She tightens her arms the tiniest bit as she promises this to herself, and Myka – sleeping or barely awake – responds by snuggling more closely into Helena’s embrace with another one of those sleepy sounds, and Helena feels her eyes sting as tears rise into them even as the sensation of Myka’s lips ghosting across her skin tugs at her insides in a very different way. 

She would do anything, _anything_ for Myka. 

So maybe part of what she can do for Myka is indulging in the arousal that Myka’s unknowing or barely knowing kiss has woken – later, though, when she can ask and Myka can reply to the question of whether what Helena would like to do is something Myka would like done to.

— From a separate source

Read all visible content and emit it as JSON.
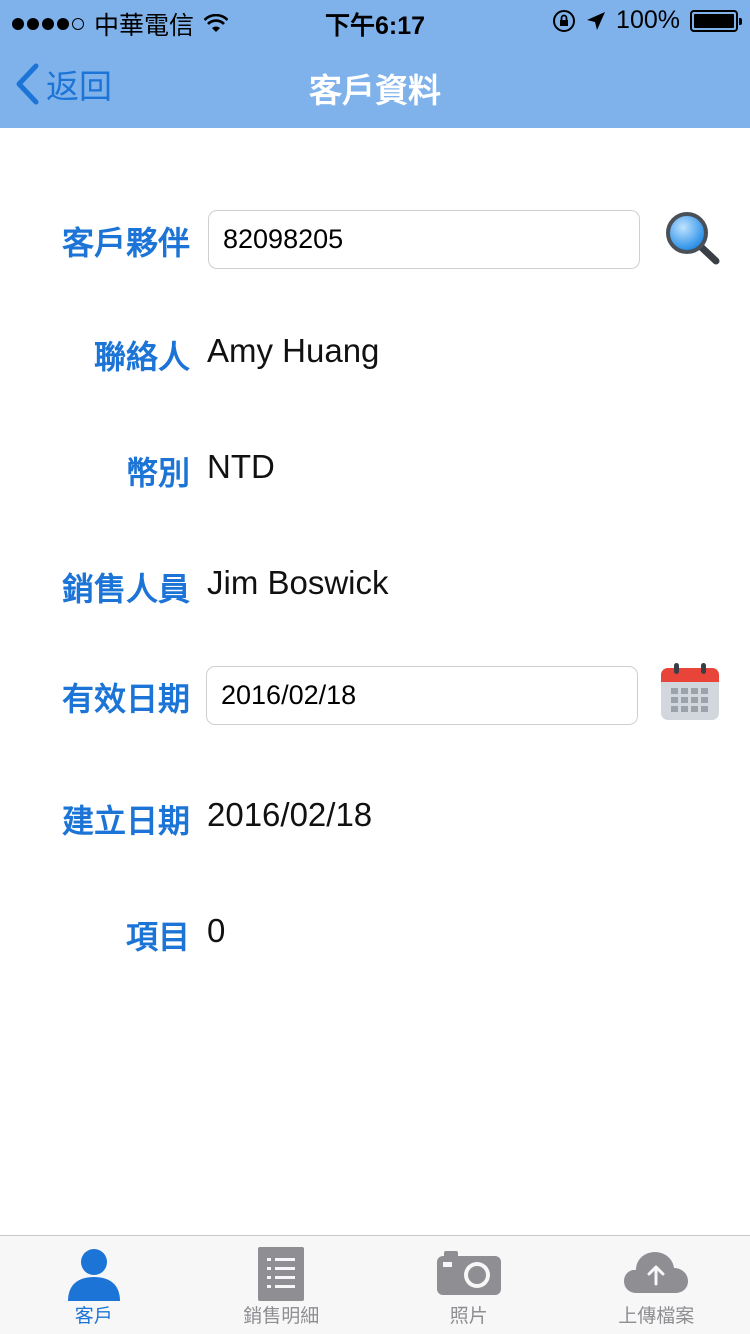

Helena takes a shuddering breath, trying to keep it shallow enough not to stir her girlfriend. She’s well aware that the house is full of people, even though she hasn’t heard anyone stir yet. Maybe there will be time, before everyone wakes? Maybe the door can be locked – she hasn’t looked yesterday, and she can’t look now; it’s behind her back and she can’t well turn around. 

Maybe, with a locked door-

Her heart is beating in her throat, and her breaths are coming fast, and Myka is fidgeting in her arms, and Helena tries very, very hard to calm down, but Myka is clearing her throat now, pulling away her lips at last even if Helena can now feel Myka’s eyelashes flutter on the skin of her neck.

At least the tickle, uncomfortable as it is, serves as a more… innocent focal point. 

“Hey,” Myka says softly, tightening her arm around Helena the most infinitesimal amount. “Hi.”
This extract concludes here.